Aux Jardins d’Éole, un petit déjeuner quotidien pour les migrants

Ce mardi matin à Stalingrad, dans le 19e arrondissement de Paris, l’association Petits Déjeuners Solidaires organise sa distribution alimentaire. Un rendez-vous quotidien devenu inévitable pour les migrants et sans-abri du quartier.

Dans le quartier de Stalingrad, un petit déjeuner solidaire est distribué tous les matins. (©Meïssa Guèye)

Dans le froid et la nuit, Isaac est l’un des premiers arrivés aux Jardins d’Éole. Presque caché sous la capuche de sa doudoune, ce quadragénaire vient chercher un café et de quoi manger. Le coup d’envoi du petit déjeuner est à peine lancé que déjà, une file d’attente se forme à l’entrée du parc. Près du conteneur où sont conservés les stocks alimentaires et le matériel, chacun s’affaire à sa tâche. Christine, trésorière du collectif, veille à ce que tout le monde puisse bénéficier d’une boisson chaude.

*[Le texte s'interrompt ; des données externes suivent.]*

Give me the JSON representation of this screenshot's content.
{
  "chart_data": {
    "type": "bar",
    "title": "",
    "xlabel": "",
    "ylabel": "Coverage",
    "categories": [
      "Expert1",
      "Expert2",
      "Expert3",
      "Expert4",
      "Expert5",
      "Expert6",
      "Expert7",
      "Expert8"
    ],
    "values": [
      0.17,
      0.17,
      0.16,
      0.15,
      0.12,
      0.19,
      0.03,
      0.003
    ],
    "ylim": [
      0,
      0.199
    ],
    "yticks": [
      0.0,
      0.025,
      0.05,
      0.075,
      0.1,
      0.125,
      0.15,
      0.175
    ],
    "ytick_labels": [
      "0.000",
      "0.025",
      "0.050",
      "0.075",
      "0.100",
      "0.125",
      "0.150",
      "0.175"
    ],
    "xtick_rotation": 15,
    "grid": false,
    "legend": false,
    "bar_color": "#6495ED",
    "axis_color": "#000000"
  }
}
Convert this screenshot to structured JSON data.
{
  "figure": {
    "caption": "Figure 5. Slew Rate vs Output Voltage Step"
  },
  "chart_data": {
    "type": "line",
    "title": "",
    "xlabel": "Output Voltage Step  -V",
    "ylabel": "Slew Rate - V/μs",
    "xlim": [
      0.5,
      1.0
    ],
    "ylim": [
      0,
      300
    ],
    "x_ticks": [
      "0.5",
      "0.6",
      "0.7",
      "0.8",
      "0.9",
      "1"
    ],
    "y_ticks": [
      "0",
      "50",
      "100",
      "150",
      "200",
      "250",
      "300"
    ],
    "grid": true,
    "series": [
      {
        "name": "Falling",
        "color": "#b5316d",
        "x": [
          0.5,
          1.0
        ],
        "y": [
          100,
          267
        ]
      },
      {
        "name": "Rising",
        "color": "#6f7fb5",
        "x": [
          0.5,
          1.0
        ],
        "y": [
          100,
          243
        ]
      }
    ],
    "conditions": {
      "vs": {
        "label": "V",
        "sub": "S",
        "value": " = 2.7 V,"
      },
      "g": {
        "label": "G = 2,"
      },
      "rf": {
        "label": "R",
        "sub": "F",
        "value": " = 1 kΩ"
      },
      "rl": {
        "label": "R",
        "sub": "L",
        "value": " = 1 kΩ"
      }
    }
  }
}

Depuis sa création, en 2015, l’association propose une distribution alimentaire tous les matins de 8h à 10h. Une initiative née de la mobilisation des habitants face à l’afflux de réfugiés dans le quartier. Venus pour beaucoup d’Afghanistan, du Soudan ou encore d’Erythrée, ils sont une majorité à dormir dans la rue. A l’instar de ses camarades de table, Isaac ne parle pas français. Et il est ravi de ne pas avoir à le faire pour profiter d’un repas. Du pain, seul ou avec de la confiture, des sandwichs et quelques viennoiseries. Pour la plupart, des invendus que le collectif Petits Déjeuners Solidaires récupère dans les boulangeries et petits commerces du quartier.

Tous les jours, toute l’année

« With milk ? » (« avec du lait ? ») répète en boucle Lola dans un accent imparfait. C’est avec ces seuls mots que la bénévole échange avec la plupart des réfugiés. L’idée n’est pas d’initier la conversation, mais d’assurer un service continu. Entre deux cafés au lait, elle se frotte les mains pour les réchauffer. « J’ai froid, confie-t-elle avant de se reprendre. Puis je pense tout de suite à eux et je me sens bête ». Cette pâtissière de 27 ans distribue le petit déjeuner trois fois par semaine. L’occasion de partager un moment de sociabilité avec ceux qui le souhaitent. Ou de s’en tenir à de brèves paroles avec ceux qui préfèrent récupérer leur repas en silence.

Ne pas avoir à sauver la face, c’est ce que qu’apprécie Ali. Arrivé en France il y a trois ans, ce jeune afghan est souvent resté plusieurs jours sans manger. Les sourcils froncés, il accuse le coup : « J’avais l’impression de devoir prouver aux gens que je ne suis ni dangereux ni drogué pour qu’ils acceptent de me donner quelques pièces ». L’impression d’être déshumanisé, il a tenté sa chance dans d’autres quartiers de la capitale. Sans grand succès : « De toutes les initiatives solidaires où je suis allé, c’est celle-ci la plus constante. »

Une baisse de fréquentation en hiver

Petit à petit, la file d’attente s’amenuise. Un peu plus d’une centaine de petits déjeuners servis en une matinée. C’est deux à trois fois moins qu’en septembre. Christnel, bénévole depuis cet été, en fait le constat. « En octobre, la préfecture a évacué le camp [de migrants] sous le pont de Stalingrad. Forcément ça fait beaucoup de gens en moins d’un coup », raconte l’étudiant. La 25e opération du même type en 2023. Pour un total de 4300 personnes mises à l’abri depuis le début de l’année. Moins de personnes dans les rues. Mais pas forcément moins de monde dans le besoin.

Ibrahim, machiniste de théâtre, vient à la distribution tous les jours depuis quatre ans. (©Meïssa Guèye)

C’est en tout cas l’avis d’Ibrahim, sans-abri dans le quartier depuis 4 ans. Gobelet dans une main et morceau de brioche dans l’autre, ce machiniste au théâtre Grand Parquet discute avec les bénévoles qu’il connait bien. « Avec l’hiver, les absents ont dû trouver une place en centre d’hébergement », explique-t-il avec un léger sourire. Mais pour cet habitué de 47 ans, les solutions provisoires ne règlent pas le problème de l’extrême précarité.

Une fois les beaux jours de retour, il sait que les rues seront de nouveau pleines. « C’est un système qui réinsère mal les gens. Résultat, notre situation ne change pas et la galère recommence », regrette-t-il. Faute de pouvoir se raccrocher à des perspectives encourageantes, Ibrahim s’en va aider les bénévoles à tout ranger. Sa seule certitude quant à demain ? Un café. Même endroit, même heure.